Hurricane Harvey victims await more aid as government grapples with other priorities

Houston resident Debra Williams says it’s been one month since she checked in at the Intown Suites, an extended-stay hotel.

She doesn’t know when she’ll leave.

Williams ‘ home was damaged during Hurricane Harvey in late August. Before checking in at Intown, she was staying at a friend's place.

“I had never been through that before,” she says.

She says she received $20,000 from the Federal Emergency Management Agency, FEMA, and used that money to make some home repairs. But she needs more funding to finish the work.

“Any money I get, don’t know if it’s federal money or city money or donated money, any kind of money, if I can get the money I need to make my house livable and accommodate me, I don’t care whose money it is,” she says.
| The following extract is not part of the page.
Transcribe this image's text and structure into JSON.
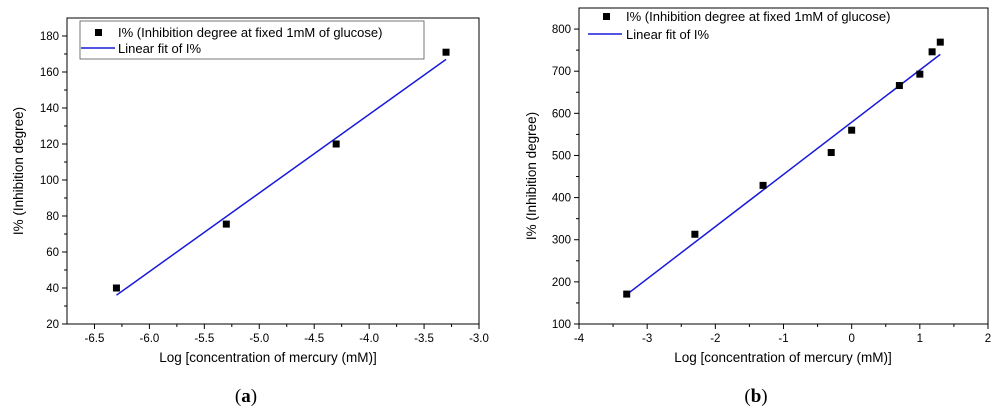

A spokesperson from Houston Mayor Sylvester Turner’s office says about 4,300 people in the city still live in hotels. But for those who are on fixed incomes, time and money are running out.

“This place is costing me a fortune,” says Williams, who pays in excess of $300 a week to stay at Intown Suites.

Last month, the House passed an $81 billion disaster relief bill for Texas, Florida, Puerto Rico and other regions stricken by recent natural catastrophes. It would’ve been a third wave of federal aid. But the measure stalled in the Senate.

During a press conference about Harvey relief in Houston last week, Senator Ted Cruz, R-Texas, offered assurances that the bill “would get passed.”

But the question is when.

“The timing of it is still somewhat fluid," Cruz said. "My hope is that we take it up and pass disaster relief swiftly, cleanly, and independently. I want to keep disaster relief from getting bogged down in the many other policy fights that are going on in Washington."

As lawmakers try to figure out what to do with Deferred Action for Childhood Arrivals, or DACA, and work toward a deal to avert a government shutdown on Friday, talks on disaster relief have fallen by the wayside.

And as the days pass and the bills stack up, so do Williams’ pleas to return home.

“A new house is not what I’m after, I would just like to get back. … I want to live at home,” she says.